A large majority of American voters think gas prices pose a serious threat to the nation’s economic recovery. In addition, voters are sharply divided over whether President Obama could do more to bring down gas prices -- or whether he even wants gas prices to go down.
Nearly half of voters, 47 percent, say high gas prices pose an “extremely” serious threat to the economy, according to a Fox News poll released Monday. Another 40 percent consider it a “somewhat” serious threat.
Sixty percent of Republicans think high prices at the pump are an “extremely” serious threat to economic recovery. That’s nearly twice as many as the 33 percent of Democrats who think so.
Who do voters blame most for the rising prices? Big oil companies top the list (19 percent), followed by the Obama administration (15 percent), the federal government (9 percent) and OPEC/the Middle East (8 percent). Only 2 percent blame consumers or excessive driving. Respondents volunteered their answers to this question without being read a list.
Democrats (27 percent) and independents (21 percent) are most likely to blame big oil companies, while Republicans are most likely to fault President Obama (28 percent).

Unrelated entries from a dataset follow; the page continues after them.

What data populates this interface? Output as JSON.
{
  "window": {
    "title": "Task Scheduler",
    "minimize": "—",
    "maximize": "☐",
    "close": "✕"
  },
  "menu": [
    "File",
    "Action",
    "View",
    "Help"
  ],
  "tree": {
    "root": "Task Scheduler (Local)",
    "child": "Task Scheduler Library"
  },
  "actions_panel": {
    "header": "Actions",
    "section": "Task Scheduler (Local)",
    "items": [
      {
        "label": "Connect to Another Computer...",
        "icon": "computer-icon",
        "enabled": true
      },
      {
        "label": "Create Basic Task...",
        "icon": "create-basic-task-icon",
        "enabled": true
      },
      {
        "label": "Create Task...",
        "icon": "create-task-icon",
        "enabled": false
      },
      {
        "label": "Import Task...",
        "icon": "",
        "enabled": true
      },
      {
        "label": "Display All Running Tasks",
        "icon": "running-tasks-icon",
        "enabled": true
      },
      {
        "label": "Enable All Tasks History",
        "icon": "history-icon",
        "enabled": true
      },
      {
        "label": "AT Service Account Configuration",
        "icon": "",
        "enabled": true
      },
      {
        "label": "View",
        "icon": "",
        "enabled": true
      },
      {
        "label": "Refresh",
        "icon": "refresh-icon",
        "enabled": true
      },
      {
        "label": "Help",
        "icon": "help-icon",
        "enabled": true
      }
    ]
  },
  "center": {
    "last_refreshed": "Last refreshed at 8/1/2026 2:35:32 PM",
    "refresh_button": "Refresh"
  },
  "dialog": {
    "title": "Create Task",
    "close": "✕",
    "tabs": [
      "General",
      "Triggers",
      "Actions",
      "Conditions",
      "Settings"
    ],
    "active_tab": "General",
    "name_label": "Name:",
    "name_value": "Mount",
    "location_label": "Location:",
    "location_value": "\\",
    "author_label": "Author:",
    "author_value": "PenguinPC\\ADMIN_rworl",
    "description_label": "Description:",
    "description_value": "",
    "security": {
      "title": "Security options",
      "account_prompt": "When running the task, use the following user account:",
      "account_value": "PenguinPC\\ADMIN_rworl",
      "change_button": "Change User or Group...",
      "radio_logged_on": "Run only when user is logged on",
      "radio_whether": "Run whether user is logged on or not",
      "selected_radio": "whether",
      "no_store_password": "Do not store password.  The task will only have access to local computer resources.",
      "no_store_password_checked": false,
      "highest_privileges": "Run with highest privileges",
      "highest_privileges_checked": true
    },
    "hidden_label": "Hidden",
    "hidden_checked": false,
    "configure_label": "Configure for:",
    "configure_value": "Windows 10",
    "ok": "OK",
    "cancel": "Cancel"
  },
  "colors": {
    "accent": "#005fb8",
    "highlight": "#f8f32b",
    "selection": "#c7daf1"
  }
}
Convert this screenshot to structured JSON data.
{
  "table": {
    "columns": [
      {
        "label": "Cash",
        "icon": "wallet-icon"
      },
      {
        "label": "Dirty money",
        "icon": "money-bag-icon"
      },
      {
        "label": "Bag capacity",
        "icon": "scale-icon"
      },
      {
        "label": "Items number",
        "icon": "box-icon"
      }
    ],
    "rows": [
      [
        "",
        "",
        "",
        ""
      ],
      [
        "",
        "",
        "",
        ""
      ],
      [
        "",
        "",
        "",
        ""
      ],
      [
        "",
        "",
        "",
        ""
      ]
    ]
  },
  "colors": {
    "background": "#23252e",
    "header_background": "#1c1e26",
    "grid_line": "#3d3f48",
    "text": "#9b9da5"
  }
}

Could the president do more to ease the pain at the pump -- and does he want to? Half of voters (50 percent) think the president could do more to bring down gas prices, but for environmental reasons he doesn’t want to do that. Almost as many voters see it the other way around: that while Obama wants to do more, a president just can’t do much to control gas prices (47 percent).
Most Democrats (75 percent) think Obama wants to do more, but can’t. That sentiment is matched by an equal number of Republicans believing the opposite; the president could help, but doesn’t want lower gas prices (78 percent).
By a 53-41 percent margin, more independents think the president doesn’t want to help even though he could.
The Fox News poll is based on landline and cell phone interviews with 910 randomly-chosen registered voters nationwide and is conducted under the joint direction of Anderson Robbins Research (D) and Shaw & Company Research (R) from April 9 to April 11. For the total sample, it has a margin of sampling error of plus or minus 3 percentage points.